Например, в одной работе австралийской поэтессы Mez она нестандартным образом ввела акцент на человеческом тайном имени: при заходе на страницу, сама страница в виде оповещения выдавала просьбу ввести своё «Тайное имя из детства». Это не была какая-то панель внутри этой страницы, где-либо внутри интерфейса. Это было в прямом смысле для нашего восприятия нестандартное, разрывающее отношение с интерфейсом, который напоминал о своём существовании вообще. После того как человек ввёл своё тайное имя — оно оказывалось встроенным в заранее заготовленный текст.
Иными словами — это совокупность личного и технологического, на разломе между которыми возникло что-то, несводимое к тому или к другому: синергическое или, другими словами, поэтическое.
Другой пример нестандартного использования интерфейса. Одну из работ Алана Сондхейма (ведущего цифрового поэта эпохи античного интернета) предполагалось читать не как обычный текст, а пропустив через программу, составляющую картографию из статистически чаще используемых слов — своего рода облака или концепт-карты, вы могли такие наверняка видеть. Работа «internet text» Алана явно избыточна — человек не сможет прочитать такой объём данных, она предполагает включение технологического звена на субстантивном уровне.
Это всё — примеры творческого, активного взаимодействия с интерфейсом, примеры мышления эпохи античного интернета и поведения в сети. Романтизм 90‑х годов, романтизм таких сериалов как «Серийные эксперименты Лейн» не оправдал себя: после краха доткомов корпорации взялись за интернет серьёзно и тут уже наступил его окончательный конец. Уже не интернет принёс образ человека, а человек — образ интернета. И интернет так или иначе стал копировать структуру мышления человека — то, как он отсекает часть ненужной информации — или как выбирает только то, что уже «Знает» или к чему «готов» — именно так работает поиск от гугла.
Японец Юйя Сакурай, один из учеников Кенджи Сиратори (цифрового поэта эпохи Античного Интернета, автора «Крови электрической») примерно следующим образом определял цифровую поэзию.
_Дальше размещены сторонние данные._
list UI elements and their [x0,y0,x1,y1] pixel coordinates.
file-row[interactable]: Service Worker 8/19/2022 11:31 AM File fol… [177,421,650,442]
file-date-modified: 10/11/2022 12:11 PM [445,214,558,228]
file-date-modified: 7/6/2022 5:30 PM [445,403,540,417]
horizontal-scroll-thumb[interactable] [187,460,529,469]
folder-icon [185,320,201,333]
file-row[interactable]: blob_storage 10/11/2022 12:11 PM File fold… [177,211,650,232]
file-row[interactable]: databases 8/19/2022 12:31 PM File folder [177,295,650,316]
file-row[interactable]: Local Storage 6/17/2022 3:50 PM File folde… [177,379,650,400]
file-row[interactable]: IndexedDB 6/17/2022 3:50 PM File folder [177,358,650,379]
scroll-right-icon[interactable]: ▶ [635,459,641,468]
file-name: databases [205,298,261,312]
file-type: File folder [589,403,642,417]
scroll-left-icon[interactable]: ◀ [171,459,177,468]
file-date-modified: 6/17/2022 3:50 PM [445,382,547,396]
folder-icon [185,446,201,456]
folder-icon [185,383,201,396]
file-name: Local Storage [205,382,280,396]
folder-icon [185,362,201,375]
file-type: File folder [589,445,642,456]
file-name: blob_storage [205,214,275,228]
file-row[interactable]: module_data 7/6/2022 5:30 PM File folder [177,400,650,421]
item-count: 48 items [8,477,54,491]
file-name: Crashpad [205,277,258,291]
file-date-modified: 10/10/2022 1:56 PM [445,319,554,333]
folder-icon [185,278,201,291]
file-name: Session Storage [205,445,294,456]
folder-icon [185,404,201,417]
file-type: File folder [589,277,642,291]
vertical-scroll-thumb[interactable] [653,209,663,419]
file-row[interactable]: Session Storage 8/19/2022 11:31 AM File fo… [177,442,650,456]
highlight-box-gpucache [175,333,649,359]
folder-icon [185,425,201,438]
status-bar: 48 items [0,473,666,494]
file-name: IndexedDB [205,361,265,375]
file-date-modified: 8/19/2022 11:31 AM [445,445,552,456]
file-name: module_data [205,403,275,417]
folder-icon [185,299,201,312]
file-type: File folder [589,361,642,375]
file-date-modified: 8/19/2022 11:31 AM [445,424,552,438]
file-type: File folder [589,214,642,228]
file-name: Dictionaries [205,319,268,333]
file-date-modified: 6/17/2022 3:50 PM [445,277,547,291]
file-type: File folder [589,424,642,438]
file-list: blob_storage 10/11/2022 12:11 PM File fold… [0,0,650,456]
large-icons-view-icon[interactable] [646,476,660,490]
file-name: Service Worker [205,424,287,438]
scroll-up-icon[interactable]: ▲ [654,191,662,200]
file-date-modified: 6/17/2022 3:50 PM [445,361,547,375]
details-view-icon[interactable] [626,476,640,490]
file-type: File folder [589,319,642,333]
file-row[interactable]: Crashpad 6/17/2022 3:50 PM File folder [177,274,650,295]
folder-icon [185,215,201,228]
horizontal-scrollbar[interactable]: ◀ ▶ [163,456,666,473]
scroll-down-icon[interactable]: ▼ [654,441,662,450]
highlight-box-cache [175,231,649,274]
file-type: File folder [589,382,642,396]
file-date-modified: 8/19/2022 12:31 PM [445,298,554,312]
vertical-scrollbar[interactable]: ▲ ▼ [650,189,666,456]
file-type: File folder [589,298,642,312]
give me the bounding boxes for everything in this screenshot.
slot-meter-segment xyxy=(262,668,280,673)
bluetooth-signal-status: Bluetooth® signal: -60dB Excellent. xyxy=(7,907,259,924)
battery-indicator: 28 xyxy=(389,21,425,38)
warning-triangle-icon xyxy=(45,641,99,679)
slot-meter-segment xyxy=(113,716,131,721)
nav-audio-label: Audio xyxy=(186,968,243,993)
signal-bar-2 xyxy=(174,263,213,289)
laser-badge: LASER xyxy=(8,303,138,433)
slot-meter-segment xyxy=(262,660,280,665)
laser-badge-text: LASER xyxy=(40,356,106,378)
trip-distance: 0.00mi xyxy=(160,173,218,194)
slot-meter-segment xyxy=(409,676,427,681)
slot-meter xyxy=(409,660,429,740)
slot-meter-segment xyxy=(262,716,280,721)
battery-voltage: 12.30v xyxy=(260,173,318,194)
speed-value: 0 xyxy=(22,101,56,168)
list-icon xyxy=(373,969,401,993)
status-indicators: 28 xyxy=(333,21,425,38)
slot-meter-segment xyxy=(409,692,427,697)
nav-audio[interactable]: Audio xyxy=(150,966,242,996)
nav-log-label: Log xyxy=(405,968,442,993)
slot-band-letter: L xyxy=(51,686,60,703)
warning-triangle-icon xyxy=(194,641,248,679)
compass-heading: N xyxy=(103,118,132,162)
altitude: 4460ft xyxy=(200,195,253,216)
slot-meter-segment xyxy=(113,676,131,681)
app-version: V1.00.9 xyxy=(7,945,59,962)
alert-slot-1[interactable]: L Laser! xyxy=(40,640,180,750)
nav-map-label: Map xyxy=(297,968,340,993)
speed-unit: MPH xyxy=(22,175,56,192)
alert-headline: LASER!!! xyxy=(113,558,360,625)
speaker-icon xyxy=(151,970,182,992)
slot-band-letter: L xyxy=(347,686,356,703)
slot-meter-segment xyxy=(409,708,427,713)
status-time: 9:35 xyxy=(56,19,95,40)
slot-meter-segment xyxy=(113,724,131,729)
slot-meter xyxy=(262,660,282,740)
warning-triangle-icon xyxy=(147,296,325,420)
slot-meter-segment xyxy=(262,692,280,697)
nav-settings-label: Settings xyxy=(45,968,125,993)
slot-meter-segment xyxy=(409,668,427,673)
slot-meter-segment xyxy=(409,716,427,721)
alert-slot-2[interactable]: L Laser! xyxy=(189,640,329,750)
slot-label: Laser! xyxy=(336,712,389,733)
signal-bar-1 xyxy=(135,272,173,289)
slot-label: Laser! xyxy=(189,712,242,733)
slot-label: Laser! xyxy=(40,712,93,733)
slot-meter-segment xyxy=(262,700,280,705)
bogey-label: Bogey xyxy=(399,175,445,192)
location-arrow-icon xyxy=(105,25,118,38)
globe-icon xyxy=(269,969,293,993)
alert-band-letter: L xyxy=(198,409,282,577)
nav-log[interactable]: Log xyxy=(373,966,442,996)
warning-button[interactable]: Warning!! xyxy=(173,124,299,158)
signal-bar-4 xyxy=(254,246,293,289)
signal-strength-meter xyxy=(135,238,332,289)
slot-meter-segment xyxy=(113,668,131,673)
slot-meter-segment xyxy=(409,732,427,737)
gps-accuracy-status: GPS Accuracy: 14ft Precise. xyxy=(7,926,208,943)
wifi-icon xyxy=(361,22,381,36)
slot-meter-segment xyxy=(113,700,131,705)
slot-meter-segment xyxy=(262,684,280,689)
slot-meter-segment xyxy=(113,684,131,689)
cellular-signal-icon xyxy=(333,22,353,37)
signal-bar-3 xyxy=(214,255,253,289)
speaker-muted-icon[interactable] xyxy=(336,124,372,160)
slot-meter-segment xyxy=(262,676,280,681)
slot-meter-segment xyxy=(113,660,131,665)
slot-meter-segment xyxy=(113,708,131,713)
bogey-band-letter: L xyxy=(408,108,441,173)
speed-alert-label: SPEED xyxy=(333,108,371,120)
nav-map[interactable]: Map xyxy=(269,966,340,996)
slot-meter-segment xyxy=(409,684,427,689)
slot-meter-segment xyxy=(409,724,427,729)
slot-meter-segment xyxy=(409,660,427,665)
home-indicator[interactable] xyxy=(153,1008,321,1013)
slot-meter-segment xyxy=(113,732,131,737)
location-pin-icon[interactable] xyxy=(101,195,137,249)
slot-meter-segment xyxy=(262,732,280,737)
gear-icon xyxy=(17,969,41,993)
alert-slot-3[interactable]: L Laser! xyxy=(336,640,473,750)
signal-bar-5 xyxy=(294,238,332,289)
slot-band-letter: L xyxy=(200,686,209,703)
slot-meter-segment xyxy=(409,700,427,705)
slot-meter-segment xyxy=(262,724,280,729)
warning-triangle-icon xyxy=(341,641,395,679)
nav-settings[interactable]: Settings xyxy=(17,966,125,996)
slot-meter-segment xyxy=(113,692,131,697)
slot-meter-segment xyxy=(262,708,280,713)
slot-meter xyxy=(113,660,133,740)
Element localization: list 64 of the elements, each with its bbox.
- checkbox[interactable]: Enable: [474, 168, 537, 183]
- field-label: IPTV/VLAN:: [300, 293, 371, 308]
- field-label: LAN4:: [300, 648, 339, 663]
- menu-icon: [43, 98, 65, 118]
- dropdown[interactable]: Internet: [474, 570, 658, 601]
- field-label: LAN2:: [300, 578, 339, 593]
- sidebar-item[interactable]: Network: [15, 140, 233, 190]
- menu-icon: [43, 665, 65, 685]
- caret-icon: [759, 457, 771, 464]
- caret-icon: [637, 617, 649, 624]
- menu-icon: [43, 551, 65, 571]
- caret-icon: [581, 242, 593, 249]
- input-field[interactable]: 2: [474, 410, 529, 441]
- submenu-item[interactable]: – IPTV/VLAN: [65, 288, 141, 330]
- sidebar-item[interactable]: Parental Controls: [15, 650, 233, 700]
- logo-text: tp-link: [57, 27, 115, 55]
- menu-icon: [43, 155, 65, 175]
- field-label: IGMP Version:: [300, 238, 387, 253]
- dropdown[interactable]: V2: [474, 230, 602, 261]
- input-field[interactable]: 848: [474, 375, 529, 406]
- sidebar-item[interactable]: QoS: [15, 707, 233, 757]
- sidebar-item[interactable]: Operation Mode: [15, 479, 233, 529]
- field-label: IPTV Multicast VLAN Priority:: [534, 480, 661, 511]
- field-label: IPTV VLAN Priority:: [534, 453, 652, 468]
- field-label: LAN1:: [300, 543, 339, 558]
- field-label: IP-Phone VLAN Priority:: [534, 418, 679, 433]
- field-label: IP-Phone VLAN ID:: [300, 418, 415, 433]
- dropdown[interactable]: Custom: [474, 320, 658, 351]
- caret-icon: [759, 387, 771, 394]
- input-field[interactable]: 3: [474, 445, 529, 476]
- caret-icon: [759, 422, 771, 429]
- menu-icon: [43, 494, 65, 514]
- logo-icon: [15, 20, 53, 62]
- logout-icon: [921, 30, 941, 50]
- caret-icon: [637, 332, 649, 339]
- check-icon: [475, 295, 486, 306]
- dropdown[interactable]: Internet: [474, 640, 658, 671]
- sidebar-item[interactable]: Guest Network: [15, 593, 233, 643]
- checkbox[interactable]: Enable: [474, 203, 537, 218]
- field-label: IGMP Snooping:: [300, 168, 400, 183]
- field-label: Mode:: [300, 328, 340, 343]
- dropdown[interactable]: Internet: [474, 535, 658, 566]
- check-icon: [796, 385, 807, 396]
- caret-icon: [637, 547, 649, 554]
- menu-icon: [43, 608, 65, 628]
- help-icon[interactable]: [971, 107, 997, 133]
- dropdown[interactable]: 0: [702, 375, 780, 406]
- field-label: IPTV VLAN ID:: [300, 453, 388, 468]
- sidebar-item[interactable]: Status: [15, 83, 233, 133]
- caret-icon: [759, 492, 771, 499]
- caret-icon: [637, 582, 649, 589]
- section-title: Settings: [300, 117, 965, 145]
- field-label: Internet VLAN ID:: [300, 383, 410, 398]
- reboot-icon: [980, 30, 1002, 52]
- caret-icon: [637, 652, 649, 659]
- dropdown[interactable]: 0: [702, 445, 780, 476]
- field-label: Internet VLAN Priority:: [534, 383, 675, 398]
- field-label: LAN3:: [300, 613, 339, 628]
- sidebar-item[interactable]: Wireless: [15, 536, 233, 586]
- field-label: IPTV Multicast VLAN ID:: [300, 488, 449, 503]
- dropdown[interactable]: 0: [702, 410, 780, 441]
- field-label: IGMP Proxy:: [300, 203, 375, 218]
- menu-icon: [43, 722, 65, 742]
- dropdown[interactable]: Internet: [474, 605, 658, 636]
Он воспринимал интернет как серию зеркал, в которых эхом отражается осколки человеческого начала — и посредством серийных отражений, многократного повторения неких паттернов человеческого поведения (Общения, любви, насилия, или даже человеческого города — Токио, в случае его совместной работы с Кенджи «Tokyo Virus») — они не искажаются, но становятся своего рода безмолвными куклами, которых оживляет цифровой поэт. Это достаточно сложная гуманистическая позиция, и с точки зрения европейца её сложно понять.
Цифровая поэзия — акцентуация тех начал, которые утеряны в современной сети. Это выражение духа античного интернета, который, в сущности, и является настоящим интернетом. И, взаимодействуя с нынешней сетью, нам следует помнить: Всё было немного по-другому. Но потом это закончилось с началом эпохи web 2.0. И, быть может, в будущем, нас ждёт своего рода ренессанс и возврат к эстетическому отношению эпохи античного интернета. Возможно, всё когда-нибудь будет, как раньше.